At one point, Naugle said, Dees forced Elaine to walk through the pool of her husband's blood back to the master bedroom, where she was killed.

"We know they both fought for their lives," Naugle said. "Ted and Elaine had tears to their fingernails that show that they both lived through enough of this to be able to fight and try to fight for their own lives and the life of their son."

Elaine Welp, like her son, was found in her bed with the blankets pulled up over her. Blood had soaked completely through the mattress, pooling on the ground below. Ted Welp was on the floor with a rug pulled over his body, a bloody handprint visible on the back of his shirt.
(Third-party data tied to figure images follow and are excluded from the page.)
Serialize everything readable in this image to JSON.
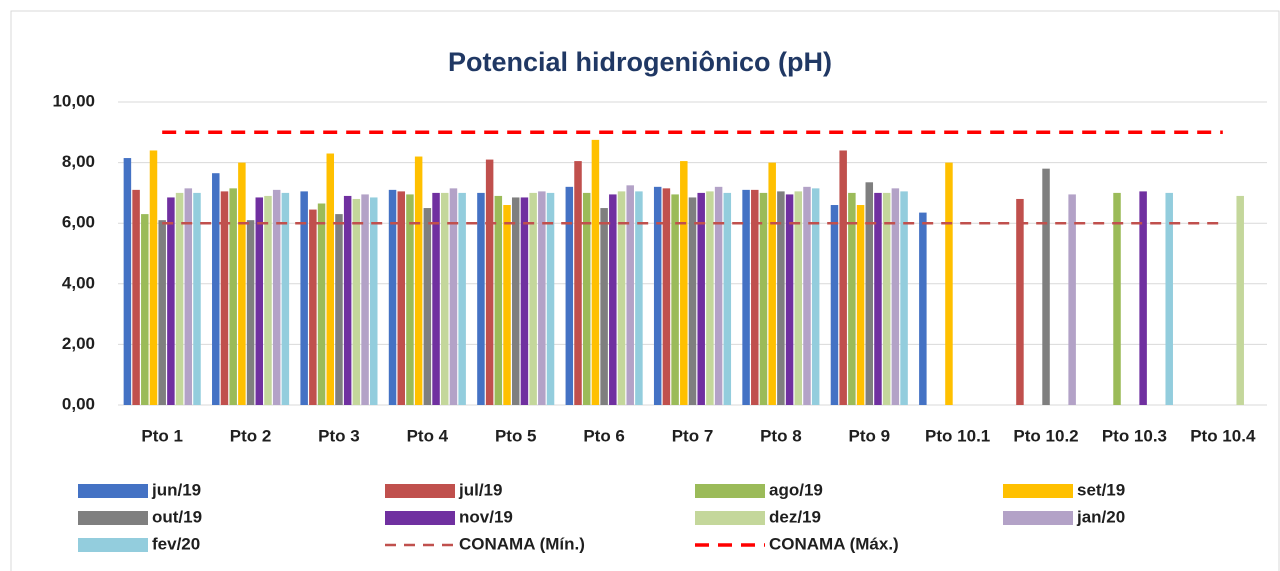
{
  "chart_data": {
    "type": "bar",
    "title": "Potencial hidrogeniônico (pH)",
    "categories": [
      "Pto 1",
      "Pto 2",
      "Pto 3",
      "Pto 4",
      "Pto 5",
      "Pto 6",
      "Pto 7",
      "Pto 8",
      "Pto 9",
      "Pto 10.1",
      "Pto 10.2",
      "Pto 10.3",
      "Pto 10.4"
    ],
    "ylim": [
      0,
      10
    ],
    "yticks": [
      {
        "value": 0,
        "label": "0,00"
      },
      {
        "value": 2,
        "label": "2,00"
      },
      {
        "value": 4,
        "label": "4,00"
      },
      {
        "value": 6,
        "label": "6,00"
      },
      {
        "value": 8,
        "label": "8,00"
      },
      {
        "value": 10,
        "label": "10,00"
      }
    ],
    "grid": true,
    "legend": "bottom",
    "series": [
      {
        "name": "jun/19",
        "color": "#4472c4",
        "values": [
          8.15,
          7.65,
          7.05,
          7.1,
          7.0,
          7.2,
          7.2,
          7.1,
          6.6,
          6.35,
          null,
          null,
          null
        ]
      },
      {
        "name": "jul/19",
        "color": "#c0504d",
        "values": [
          7.1,
          7.05,
          6.45,
          7.05,
          8.1,
          8.05,
          7.15,
          7.1,
          8.4,
          null,
          6.8,
          null,
          null
        ]
      },
      {
        "name": "ago/19",
        "color": "#9bbb59",
        "values": [
          6.3,
          7.15,
          6.65,
          6.95,
          6.9,
          7.0,
          6.95,
          7.0,
          7.0,
          null,
          null,
          7.0,
          null
        ]
      },
      {
        "name": "set/19",
        "color": "#ffc000",
        "values": [
          8.4,
          8.0,
          8.3,
          8.2,
          6.6,
          8.75,
          8.05,
          8.0,
          6.6,
          8.0,
          null,
          null,
          null
        ]
      },
      {
        "name": "out/19",
        "color": "#7f7f7f",
        "values": [
          6.1,
          6.1,
          6.3,
          6.5,
          6.85,
          6.5,
          6.85,
          7.05,
          7.35,
          null,
          7.8,
          null,
          null
        ]
      },
      {
        "name": "nov/19",
        "color": "#7030a0",
        "values": [
          6.85,
          6.85,
          6.9,
          7.0,
          6.85,
          6.95,
          7.0,
          6.95,
          7.0,
          null,
          null,
          7.05,
          null
        ]
      },
      {
        "name": "dez/19",
        "color": "#c4d79b",
        "values": [
          7.0,
          6.9,
          6.8,
          7.0,
          7.0,
          7.05,
          7.05,
          7.05,
          7.0,
          null,
          null,
          null,
          6.9
        ]
      },
      {
        "name": "jan/20",
        "color": "#b3a2c7",
        "values": [
          7.15,
          7.1,
          6.95,
          7.15,
          7.05,
          7.25,
          7.2,
          7.2,
          7.15,
          null,
          6.95,
          null,
          null
        ]
      },
      {
        "name": "fev/20",
        "color": "#93cddd",
        "values": [
          7.0,
          7.0,
          6.85,
          7.0,
          7.0,
          7.05,
          7.0,
          7.15,
          7.05,
          null,
          null,
          7.0,
          null
        ]
      },
      {
        "name": "CONAMA (Mín.)",
        "color": "#c0504d",
        "type": "line",
        "dashed": true,
        "values": [
          6,
          6,
          6,
          6,
          6,
          6,
          6,
          6,
          6,
          6,
          6,
          6,
          6
        ]
      },
      {
        "name": "CONAMA (Máx.)",
        "color": "#ff0000",
        "type": "line",
        "dashed": true,
        "values": [
          9,
          9,
          9,
          9,
          9,
          9,
          9,
          9,
          9,
          9,
          9,
          9,
          9
        ]
      }
    ]
  }
}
"It appeared to me that somebody had tried to grab his shirt," Watson said. "It looked like a palm impression, a bloody palm impression."

Detectives found the home ransacked. Dees rifled through purses and drawers, taking credit cards and jewelry, including Elaine Welp's engagement ring. He tried to pull the Welp's television set off the wall and threw or hammered a wooden cross into a wall so hard it was sticking out of the plaster, Watson said. 

Dees also dumped cleaning solutions around the house in an attempt to clean up evidence, Watson said. 

The grisly scene was discovered March 10; investigators say the Welps were killed either one or two days before. 

Surveillance video shows Dees purchasing a wooden baseball bat, black gloves and zip ties at Walmart March 8. Watson said the defendant had asked his father for money the day before; Dees's father later told detectives his son seemed "desperate, or in despair." 

Dees was arrested on March 11 when he returned to a Best Buy store in Boise to pick up a car stereo he had bought with the Welps' credit cards. Investigators say the killer also used the cards to make purchases at a cigar shop, the Boise Towne Square Mall and Cabela's. In several of the cases, he used Ted Welp's name, but gave the stores his own cellphone number. 

 

Dees also bought himself dinner at Barbacoa before dumping a suitcase containing a broken baseball bat, Ted and Elaine Welp's drivers licenses and a set of keys in a Dumpster behind the restaurant. Elaine Welp's jewelry and cotton swabs he had used to clean blood from the gun were found at Dees' home after his arrest.

Naugle pointed to Dees' apparent lack of remorse, playing recorded calls from jail in which Dees seems to joke about the murders. 

"My day has been a little trying," he told his parents in an April 1 call. "There's a new creature in the vicinity - he's right below me, actually, in my cell. The creature sounds like a baboon basically, and it doesn't stop yelling."

Dees said the "creature" was a floor below him, but he could hear it through the vents. He told his father he had told it to shut up, to no avail. 

"He probably needs help," his father replied.

"He needs a baseball bat to the head," Dees said, breaking into laughter. 

But defense attorney Tony Geddes argued the medication Dees was taking for his bipolar disorder and depression was to blame for his inappropriate laughter and lack of outward emotion.

Geddes said Dees has taken responsibility for his actions, even agreeing to debrief with detectives after sentencing to help them in any way he can. 

"He's accountable for what he's done, he's horrified by what he's done, and I believe there's a very deep, deep sorrow at what has happened," Geddes said.

It's still unclear why Dees targeted the Welps, or why he chose to kill them during the robbery. Prosecutors say they have still found no evidence Dees and the Welps ever met before the murders. Dees' defense attorney said during the sentencing that his client was still grappling to come to terms with what he had done. 

"Some things are simply inexplicable,"Geddes said.